A Novel Predictor for the Analysis and Prediction of Enhancers and Their Strength via Multi-View Features and Deep Forest

Abstract

Enhancers are short DNA segments (50–1500 bp) that effectively activate gene transcription when transcription factors (TFs) are present. There is a correlation between the genetic differences in enhancers and numerous human disorders including cancer and inflammatory bowel disease. In computational biology, the accurate categorization of enhancers can yield important information for drug discovery and development. High-throughput experimental approaches are thought to be vital tools for researching enhancers’ key characteristics; however, because these techniques require a lot of labor and time, it might be difficult for researchers to forecast enhancers and their powers. Therefore, computational techniques are considered an alternate strategy for handling this issue.
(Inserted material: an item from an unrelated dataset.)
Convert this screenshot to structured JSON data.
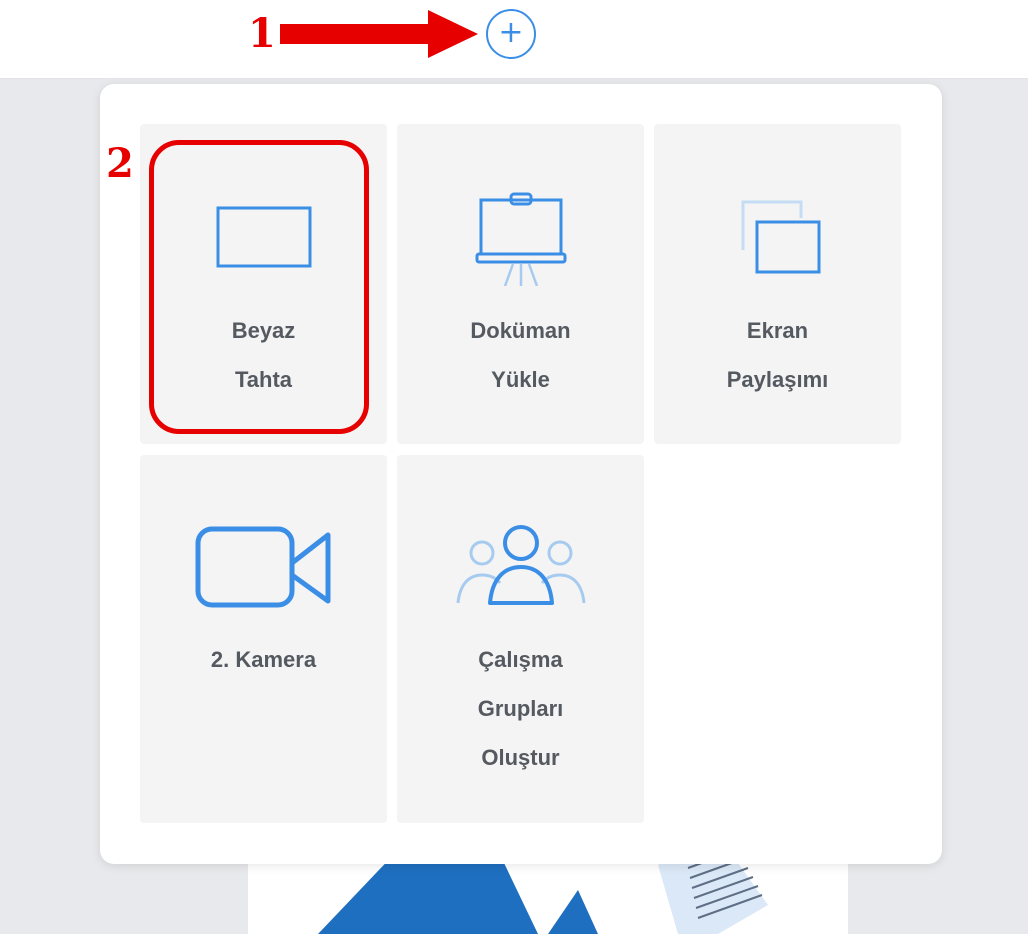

Based on the types of algorithms that have been used to construct predictors, the current methodologies can be divided into three primary categories: ensemble-based methods, deep learning-based approaches, and traditional ML-based techniques. In this study, we developed a novel two-layer deep forest-based predictor for accurate enhancer and strength prediction, namely, NEPERS. Enhancers and non-enhancers are divided at the first level by NEPERS, whereas strong and weak enhancers are divided at the second level. To evaluate the effectiveness of feature fusion, block-wise deep forest and other algorithms were combined with multi-view features such as PSTNPss, PSTNPdss, CKSNAP, and NCP via 10-fold cross-validation and independent testing. Our proposed technique performs better than competing models across all parameters, with an ACC of 0.876, Sen of 0.864, Spe of 0.888, MCC of 0.753, and AUC of 0.940 for layer 1 and an ACC of 0.959, Sen of 0.960, Spe of 0.958, MCC of 0.918, and AUC of 0.990 for layer 2, respectively, for the benchmark dataset. Similarly, for the independent test, the ACC, Sen, Spe, MCC, and AUC were 0.863, 0.865, 0.860, 0.725, and 0.948 for layer 1 and 0.890, 0.940, 0.840, 0.784, and 0.951 for layer 2, respectively. This study provides conclusive insights for the accurate and effective detection and characterization of enhancers and their strengths.